Researchers Find ‘Tipping Point’ for Asian Elephants

(CN) – Conservation efforts narrowly focused on species risk of extinction are likely to miss other important road signs along the way. This is especially true of large animals, which reproduce and rebound slowly, argues a study focused on Asian elephants published Friday.

“We propose that conservation efforts for Asian elephants and other slow-breeding megafauna be aimed at maintaining their ‘demographic safe space’: that is, the combination of key vital rates that supports a non-negative growth rate,” explained lead author Dr. Shermin de Silva in the study published in scientific journal Frontiers in Ecology and Evolution. President of conservation group Trunks & Leaves, de Silva has been studying elephants since 2005.

The World Wildlife Federation estimates there are fewer than 50,000 Elephas maximus in the world. They can grow to be between 6.5 and 11.5 feet tall, weighing up to 11,000 pounds. Female Asian elephants begin to bear offspring around age 10, and typically only birth one calf every six years.

Typical population measurements focus on rate of decline or on groups that have shrunk down to unsustainable numbers. But research sponsored by Trunks & Leaves, the Smithsonian Conservation Biology Institute and the University of California, San Diego, highlights the need to identify demographic tipping points with species populations.

“Decisions based on trends in population abundance and distribution may fail to protect populations of slow-breeding, long-lived megafauna from irrevocable decline if they ignore demographic constraints,” researchers concluded in the paper. “For such taxa, we urge that effort be directed at understanding the interactions among vital rates governing population growth rates, rather than on predicting probabilities of extinction.”

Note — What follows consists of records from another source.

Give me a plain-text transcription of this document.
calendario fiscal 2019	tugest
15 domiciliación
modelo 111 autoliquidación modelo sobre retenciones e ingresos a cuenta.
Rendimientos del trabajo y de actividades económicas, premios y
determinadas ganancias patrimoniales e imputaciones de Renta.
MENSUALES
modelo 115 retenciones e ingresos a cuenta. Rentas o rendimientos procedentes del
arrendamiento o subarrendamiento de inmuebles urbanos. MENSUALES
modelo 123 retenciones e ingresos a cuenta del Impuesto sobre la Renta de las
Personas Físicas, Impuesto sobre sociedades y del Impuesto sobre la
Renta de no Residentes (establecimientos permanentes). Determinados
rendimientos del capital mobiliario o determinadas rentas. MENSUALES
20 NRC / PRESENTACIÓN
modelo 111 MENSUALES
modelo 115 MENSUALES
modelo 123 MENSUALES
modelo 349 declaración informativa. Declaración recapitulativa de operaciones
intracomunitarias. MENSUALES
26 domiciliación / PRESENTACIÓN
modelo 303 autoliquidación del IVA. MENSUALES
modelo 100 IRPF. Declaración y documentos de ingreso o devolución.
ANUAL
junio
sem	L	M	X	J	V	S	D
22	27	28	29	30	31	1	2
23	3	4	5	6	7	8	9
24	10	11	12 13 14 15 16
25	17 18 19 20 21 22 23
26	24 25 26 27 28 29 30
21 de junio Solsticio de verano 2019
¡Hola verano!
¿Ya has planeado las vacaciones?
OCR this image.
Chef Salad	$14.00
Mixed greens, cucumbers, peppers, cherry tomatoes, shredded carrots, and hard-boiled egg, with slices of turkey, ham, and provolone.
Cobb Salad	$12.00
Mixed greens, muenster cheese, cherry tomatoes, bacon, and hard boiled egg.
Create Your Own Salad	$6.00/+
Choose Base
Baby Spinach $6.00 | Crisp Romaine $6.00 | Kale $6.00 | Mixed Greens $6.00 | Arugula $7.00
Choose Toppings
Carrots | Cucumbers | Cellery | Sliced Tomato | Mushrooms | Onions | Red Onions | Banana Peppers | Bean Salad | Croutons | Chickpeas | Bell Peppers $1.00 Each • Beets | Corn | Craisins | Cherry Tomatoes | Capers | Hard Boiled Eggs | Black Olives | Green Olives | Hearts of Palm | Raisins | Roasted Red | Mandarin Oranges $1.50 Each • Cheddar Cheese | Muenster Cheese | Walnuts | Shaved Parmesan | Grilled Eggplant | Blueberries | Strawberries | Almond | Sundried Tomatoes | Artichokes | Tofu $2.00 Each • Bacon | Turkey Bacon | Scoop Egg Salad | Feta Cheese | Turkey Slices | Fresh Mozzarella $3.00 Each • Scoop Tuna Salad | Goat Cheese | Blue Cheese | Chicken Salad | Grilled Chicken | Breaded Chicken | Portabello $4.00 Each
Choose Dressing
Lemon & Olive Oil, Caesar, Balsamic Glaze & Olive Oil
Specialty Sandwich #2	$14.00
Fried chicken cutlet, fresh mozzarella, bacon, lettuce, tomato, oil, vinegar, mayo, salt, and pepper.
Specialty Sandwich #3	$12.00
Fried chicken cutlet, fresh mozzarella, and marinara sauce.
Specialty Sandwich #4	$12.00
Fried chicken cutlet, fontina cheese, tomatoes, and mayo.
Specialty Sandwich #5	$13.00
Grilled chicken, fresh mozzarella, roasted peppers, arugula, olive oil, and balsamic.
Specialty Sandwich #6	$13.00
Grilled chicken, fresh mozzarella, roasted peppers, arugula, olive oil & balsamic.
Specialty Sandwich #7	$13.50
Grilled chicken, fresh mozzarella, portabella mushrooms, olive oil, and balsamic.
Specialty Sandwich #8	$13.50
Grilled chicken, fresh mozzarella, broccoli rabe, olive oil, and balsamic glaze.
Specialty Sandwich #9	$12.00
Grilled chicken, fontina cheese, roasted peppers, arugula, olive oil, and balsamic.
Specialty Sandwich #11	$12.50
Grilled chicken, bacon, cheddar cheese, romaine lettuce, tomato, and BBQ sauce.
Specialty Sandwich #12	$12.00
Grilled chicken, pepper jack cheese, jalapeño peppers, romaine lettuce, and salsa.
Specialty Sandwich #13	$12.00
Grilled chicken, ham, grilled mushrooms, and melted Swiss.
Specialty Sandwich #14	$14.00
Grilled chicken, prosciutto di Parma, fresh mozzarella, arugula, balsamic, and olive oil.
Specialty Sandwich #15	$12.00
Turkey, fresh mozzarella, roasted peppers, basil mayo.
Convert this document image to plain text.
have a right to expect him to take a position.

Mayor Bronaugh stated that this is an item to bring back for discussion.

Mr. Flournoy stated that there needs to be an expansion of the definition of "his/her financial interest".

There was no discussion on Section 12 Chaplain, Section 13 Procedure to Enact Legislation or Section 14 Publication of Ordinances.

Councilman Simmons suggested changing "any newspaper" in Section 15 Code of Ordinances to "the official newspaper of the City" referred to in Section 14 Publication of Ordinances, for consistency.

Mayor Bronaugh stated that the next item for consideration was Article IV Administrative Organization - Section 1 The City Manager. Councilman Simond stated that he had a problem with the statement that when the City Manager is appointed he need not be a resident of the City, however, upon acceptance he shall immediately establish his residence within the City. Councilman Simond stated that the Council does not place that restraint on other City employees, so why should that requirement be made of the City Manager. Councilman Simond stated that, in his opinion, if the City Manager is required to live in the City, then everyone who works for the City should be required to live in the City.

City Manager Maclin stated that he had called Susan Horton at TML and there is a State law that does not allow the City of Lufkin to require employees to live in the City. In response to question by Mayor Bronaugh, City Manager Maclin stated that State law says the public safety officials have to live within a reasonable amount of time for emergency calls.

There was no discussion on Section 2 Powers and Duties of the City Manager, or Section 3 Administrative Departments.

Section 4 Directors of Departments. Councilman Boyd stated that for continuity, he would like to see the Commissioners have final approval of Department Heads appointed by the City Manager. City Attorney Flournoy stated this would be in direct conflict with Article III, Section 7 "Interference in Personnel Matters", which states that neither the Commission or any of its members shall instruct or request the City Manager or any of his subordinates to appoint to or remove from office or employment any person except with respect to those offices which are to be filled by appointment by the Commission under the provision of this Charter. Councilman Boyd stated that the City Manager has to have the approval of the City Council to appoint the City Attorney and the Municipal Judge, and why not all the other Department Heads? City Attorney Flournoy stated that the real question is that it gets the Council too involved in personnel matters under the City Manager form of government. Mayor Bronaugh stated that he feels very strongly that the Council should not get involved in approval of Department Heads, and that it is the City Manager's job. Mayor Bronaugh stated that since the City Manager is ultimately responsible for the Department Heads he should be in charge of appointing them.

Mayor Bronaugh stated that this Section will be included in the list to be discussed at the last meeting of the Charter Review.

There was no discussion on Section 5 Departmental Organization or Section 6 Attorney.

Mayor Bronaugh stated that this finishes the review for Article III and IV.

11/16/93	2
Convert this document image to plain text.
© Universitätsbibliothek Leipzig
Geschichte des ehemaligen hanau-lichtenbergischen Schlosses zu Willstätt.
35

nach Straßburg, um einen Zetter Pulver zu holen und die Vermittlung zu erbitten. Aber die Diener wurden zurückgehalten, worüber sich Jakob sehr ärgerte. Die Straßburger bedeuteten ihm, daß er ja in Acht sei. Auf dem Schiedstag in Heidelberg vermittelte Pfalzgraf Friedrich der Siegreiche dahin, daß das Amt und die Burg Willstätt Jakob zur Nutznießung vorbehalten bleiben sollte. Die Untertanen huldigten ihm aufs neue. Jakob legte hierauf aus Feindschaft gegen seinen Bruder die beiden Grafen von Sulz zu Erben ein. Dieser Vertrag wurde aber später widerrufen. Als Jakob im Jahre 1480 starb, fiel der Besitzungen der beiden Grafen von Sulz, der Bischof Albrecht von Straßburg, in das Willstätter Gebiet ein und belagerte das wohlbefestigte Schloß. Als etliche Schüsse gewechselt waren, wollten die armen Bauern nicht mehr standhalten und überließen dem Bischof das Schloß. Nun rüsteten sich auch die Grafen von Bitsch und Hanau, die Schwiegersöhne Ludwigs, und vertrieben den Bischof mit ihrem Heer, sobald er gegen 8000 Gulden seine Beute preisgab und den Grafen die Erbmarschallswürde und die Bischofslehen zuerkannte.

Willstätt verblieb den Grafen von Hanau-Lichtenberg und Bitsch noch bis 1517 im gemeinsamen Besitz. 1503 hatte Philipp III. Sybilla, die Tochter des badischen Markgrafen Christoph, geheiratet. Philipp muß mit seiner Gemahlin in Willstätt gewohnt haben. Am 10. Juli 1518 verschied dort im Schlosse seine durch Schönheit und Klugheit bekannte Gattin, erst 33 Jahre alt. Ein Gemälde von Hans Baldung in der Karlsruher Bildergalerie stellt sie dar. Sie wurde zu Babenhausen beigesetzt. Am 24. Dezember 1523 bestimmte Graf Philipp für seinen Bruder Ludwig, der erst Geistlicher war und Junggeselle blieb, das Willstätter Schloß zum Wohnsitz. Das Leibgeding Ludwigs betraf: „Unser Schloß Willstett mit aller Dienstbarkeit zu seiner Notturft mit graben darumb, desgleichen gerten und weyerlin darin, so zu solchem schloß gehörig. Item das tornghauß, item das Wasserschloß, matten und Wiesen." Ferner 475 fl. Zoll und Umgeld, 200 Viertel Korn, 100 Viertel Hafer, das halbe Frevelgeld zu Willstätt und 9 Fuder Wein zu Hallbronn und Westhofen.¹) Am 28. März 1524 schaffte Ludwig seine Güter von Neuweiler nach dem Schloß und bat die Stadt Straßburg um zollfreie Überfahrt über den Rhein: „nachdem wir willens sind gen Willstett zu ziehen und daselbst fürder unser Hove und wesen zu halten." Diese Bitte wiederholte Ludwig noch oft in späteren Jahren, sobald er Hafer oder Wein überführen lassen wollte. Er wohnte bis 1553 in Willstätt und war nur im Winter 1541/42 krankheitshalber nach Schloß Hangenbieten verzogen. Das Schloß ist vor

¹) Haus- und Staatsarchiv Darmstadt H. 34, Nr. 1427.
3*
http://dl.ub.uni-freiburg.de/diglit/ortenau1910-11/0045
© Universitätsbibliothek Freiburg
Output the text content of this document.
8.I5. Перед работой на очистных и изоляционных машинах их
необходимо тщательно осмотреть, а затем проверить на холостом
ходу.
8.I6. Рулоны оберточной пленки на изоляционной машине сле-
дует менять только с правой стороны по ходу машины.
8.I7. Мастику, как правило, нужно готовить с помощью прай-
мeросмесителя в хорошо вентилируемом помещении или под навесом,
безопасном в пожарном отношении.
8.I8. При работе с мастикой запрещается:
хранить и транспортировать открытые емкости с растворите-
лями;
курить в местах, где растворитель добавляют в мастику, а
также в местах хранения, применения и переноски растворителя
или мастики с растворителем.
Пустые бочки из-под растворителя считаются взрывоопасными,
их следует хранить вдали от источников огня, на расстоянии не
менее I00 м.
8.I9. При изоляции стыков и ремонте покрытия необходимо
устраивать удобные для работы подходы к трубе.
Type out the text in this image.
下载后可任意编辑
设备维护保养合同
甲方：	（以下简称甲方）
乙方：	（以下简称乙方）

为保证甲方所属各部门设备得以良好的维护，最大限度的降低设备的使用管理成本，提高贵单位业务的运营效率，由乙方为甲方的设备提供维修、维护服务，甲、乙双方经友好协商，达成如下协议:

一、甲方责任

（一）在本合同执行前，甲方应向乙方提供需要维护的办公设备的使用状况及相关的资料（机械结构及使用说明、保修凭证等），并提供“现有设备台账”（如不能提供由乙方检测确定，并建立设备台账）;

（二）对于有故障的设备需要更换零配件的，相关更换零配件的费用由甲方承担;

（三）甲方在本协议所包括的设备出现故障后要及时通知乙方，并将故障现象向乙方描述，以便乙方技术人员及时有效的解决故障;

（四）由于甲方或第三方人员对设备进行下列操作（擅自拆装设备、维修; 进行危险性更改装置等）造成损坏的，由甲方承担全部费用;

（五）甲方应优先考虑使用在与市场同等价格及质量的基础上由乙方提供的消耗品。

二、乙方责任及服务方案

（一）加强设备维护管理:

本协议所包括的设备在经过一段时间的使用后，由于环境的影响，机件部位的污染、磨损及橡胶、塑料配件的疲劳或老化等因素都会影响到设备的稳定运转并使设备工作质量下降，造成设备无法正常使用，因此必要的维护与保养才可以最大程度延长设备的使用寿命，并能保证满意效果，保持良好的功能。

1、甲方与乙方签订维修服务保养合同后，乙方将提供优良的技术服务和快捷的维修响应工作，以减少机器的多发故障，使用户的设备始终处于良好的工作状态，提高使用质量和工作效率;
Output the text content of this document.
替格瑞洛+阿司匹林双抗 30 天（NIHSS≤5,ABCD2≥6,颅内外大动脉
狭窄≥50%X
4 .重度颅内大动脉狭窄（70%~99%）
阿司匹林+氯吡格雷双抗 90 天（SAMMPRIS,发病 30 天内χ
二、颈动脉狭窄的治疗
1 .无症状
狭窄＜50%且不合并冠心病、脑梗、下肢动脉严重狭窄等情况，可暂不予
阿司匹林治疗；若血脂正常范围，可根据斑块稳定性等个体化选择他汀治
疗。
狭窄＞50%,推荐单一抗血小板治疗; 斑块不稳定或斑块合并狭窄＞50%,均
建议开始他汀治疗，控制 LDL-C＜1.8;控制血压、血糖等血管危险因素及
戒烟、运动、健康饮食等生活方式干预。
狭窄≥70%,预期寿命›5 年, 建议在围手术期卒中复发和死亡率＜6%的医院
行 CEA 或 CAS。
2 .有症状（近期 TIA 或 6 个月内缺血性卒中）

Rather than assign an arbitrary population goal, researchers are asking for a measurement that is more nuanced, though not necessarily harder to obtain in models.

This “tipping point analysis” rates a population’s health “based on the species’ physiological constraints and the population’s time-averaged growth rate,” focused on managing the risks of decline, over extinction.

Employing mathematical models, researchers found an average Asian elephant population is likely to decline, even in ideal living conditions, when more than 7.5 percent of its females die off.

Of course population growth goals only go so far, if systematic threats contributing to population decline go ignored.

Asian elephants are smaller than their African cousins, and although a majority of them lack tusks, they remain susceptible to poaching. In addition to shrinking habitats, Asian elephant skin and parts are still largely trafficked. Additionally, calves are captured and sold in Myanmar and Thailand for as much as $33,000 an animal for use in the tourism trade.

“Measures to enhance survival of calves, and particularly females, are key to saving the Asian elephant,” emphasized de Silva.

Though researchers focused on Asian elephants, this method can be applied to other large animals including giraffes and rhinos Bactrian camels and eastern gorillas as well.